Described in the New York Times as ‘the last prisoners of World War II’, the paintings were unveiled to an incredulous public in Moscow and St Petersburg, with Antonova stealing a march on her Hermitage counterpart by fast-tracking clandestine preparations and opening her show a month before his. But whereas the Hermitage opted for the innocuous title of ‘Hidden Treasures Revealed’, Antonova displayed her trove under the banner ‘Twice Saved’ – first from the upheavals of post-war Germany, and then thanks to the expertise of Russian conservators. Few who were present at the press conference will forget the vehemence with which she dismissed the case for restitution. Her intransigence echoed the mood of a country still traumatised by the cultural depredations as well as the irreparable human cost of the Nazi invasion. Antonova’s resolution may equally have reflected her memories of seeing the burning of the Reichstag while spending four years as a child in Berlin, or her experience nursing desperately injured Soviet pilots during the war. ‘What fascist Germany did to our national heritage […] demands compensation,’ the pugnacious director maintained.

Visitors in 1955 awaiting the opening of a landmark exhibition at the Pushkin Museum which displayed paintings from Dresden before their return to Germany

Visitors in 1955 waiting to see the exhibition ‘Masterpieces of the Dresden Picture Gallery’. Courtesy the Pushkin State Museum of Fine Arts, Moscow

Fluent in several languages and with an energy which defied description, Antonova had a canny ability to move with the times, segueing effortlessly from scholarly publications to appearances on popular documentaries and television shows. Her eye for a photo opportunity put the selfie-loving generation some 75 years her junior to shame, whether it be posing in companionable conversation with Marc Chagall in 1973 or alongside Mikhail Gorbachev in one of her final public appearances in October 2020. Topping it all was her decision, at the age of 85, to clamber aboard a motorcycle behind Jeremy Irons to promote an exhibition of American art. Their photoshoot complete, he took her for a spin.

Irina Antonova with Marc Chagall in 1973.

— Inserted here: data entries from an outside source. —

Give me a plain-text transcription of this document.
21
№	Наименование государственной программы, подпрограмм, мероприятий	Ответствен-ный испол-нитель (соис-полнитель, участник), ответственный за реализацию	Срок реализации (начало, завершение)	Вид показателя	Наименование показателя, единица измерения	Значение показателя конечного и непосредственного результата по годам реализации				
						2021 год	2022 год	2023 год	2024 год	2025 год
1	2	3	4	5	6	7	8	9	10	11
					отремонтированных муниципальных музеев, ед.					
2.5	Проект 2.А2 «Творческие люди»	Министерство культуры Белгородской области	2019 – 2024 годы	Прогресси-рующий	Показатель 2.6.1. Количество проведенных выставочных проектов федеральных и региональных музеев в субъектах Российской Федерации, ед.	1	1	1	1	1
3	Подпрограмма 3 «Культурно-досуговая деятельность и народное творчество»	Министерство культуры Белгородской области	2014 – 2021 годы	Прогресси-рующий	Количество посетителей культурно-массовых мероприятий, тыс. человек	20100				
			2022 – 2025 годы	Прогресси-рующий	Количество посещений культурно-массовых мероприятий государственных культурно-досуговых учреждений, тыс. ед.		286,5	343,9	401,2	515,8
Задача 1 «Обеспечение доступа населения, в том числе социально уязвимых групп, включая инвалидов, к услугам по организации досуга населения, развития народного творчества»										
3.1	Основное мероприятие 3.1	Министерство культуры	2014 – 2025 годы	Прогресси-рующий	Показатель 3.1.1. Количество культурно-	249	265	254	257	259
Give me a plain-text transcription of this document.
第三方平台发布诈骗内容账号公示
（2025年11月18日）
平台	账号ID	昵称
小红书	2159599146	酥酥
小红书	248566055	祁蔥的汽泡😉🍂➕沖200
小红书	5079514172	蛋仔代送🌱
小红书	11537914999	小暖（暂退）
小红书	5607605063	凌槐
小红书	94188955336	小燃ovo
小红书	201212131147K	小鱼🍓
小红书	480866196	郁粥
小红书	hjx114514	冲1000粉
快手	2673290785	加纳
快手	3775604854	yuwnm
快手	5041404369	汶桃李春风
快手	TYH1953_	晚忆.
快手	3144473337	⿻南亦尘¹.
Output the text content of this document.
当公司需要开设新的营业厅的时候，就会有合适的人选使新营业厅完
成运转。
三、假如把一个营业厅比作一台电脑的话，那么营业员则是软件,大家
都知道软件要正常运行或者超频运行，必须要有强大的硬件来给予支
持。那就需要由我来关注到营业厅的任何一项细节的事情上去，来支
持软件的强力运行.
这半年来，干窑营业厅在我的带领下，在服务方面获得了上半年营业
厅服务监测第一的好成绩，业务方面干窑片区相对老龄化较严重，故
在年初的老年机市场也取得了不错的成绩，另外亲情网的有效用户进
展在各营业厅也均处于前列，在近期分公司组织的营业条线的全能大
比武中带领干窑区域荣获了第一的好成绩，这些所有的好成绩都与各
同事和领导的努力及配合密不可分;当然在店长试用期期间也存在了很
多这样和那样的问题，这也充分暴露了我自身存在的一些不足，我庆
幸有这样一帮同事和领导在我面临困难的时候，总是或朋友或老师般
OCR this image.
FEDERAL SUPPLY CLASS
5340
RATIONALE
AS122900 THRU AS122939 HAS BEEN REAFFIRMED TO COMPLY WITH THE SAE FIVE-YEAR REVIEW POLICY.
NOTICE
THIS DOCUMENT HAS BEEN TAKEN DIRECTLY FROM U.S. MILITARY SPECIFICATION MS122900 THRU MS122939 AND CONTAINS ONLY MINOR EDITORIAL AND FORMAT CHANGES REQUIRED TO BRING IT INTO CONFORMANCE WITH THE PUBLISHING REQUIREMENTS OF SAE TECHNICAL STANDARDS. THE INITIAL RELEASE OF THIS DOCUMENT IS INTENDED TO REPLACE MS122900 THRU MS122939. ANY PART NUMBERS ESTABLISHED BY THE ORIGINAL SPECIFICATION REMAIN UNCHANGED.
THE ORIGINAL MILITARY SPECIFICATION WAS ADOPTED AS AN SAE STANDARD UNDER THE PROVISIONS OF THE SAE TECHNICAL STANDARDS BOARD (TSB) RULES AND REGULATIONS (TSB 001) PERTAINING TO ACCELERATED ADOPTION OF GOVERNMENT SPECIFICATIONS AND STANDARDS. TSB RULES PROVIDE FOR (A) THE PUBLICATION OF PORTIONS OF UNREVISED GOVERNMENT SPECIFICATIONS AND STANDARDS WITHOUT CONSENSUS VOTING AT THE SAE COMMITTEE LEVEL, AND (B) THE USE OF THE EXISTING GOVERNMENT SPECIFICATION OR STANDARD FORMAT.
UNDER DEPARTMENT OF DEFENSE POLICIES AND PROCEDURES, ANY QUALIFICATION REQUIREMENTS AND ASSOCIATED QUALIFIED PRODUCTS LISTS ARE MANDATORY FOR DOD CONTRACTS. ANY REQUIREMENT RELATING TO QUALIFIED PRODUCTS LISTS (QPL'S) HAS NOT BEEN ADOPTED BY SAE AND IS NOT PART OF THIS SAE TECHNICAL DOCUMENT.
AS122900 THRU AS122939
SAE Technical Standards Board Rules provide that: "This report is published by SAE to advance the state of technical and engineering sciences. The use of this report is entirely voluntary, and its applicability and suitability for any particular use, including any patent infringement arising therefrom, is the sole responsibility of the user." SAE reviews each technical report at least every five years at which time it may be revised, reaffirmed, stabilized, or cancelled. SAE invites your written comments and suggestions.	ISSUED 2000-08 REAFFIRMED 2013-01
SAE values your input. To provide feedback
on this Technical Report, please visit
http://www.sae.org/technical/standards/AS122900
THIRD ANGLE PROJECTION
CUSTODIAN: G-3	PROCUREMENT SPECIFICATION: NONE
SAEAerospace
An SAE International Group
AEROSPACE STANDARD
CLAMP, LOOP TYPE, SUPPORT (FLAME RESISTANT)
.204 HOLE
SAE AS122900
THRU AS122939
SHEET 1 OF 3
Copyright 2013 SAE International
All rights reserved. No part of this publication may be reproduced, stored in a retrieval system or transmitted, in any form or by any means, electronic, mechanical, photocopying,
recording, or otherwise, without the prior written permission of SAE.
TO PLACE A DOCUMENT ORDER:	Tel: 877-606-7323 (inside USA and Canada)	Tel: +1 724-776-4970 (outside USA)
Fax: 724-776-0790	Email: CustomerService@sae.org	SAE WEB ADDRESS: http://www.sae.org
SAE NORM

Irina Antonova with Marc Chagall in 1973. Courtesy the Pushkin State Museum of Fine Arts, Moscow

Antonova stepped down as director of the Pushkin Museum in 2013, allegedly prompted by Putin’s displeasure at her proposal to reunite Sergei Shchukin and Ivan Morozov’s pre-revolutionary collections of Impressionist and Post-Impressionist art in their own museum. She remained as president, ebulliently ignoring any suggestion that this was a largely honorific and ceremonial role. Instead, Madame Antonova, as she had been known for decades, continued to campaign for her favoured projects, among them the Pushkin’s relentless colonisation of neighbouring buildings. With a unique sense of theatre and showmanship, she could inspire awe in visiting museum directors even as her centenary approached, leaving them waiting just long enough before a meeting to feel a frisson of anticipation before this impeccably dressed lady with her trademark coiffure sailed through the door. Bedecked with prizes and honours, she maintained an exhausting schedule of international travel and speaking engagements which only the purdah imposed by the pandemic brought to an end. Her burial in the Novodevichy Cemetery in Moscow, the final resting place of such luminaries as Gogol and Chekhov as well as Khrushchev, attests to her esteemed position in Russia’s cultural heart.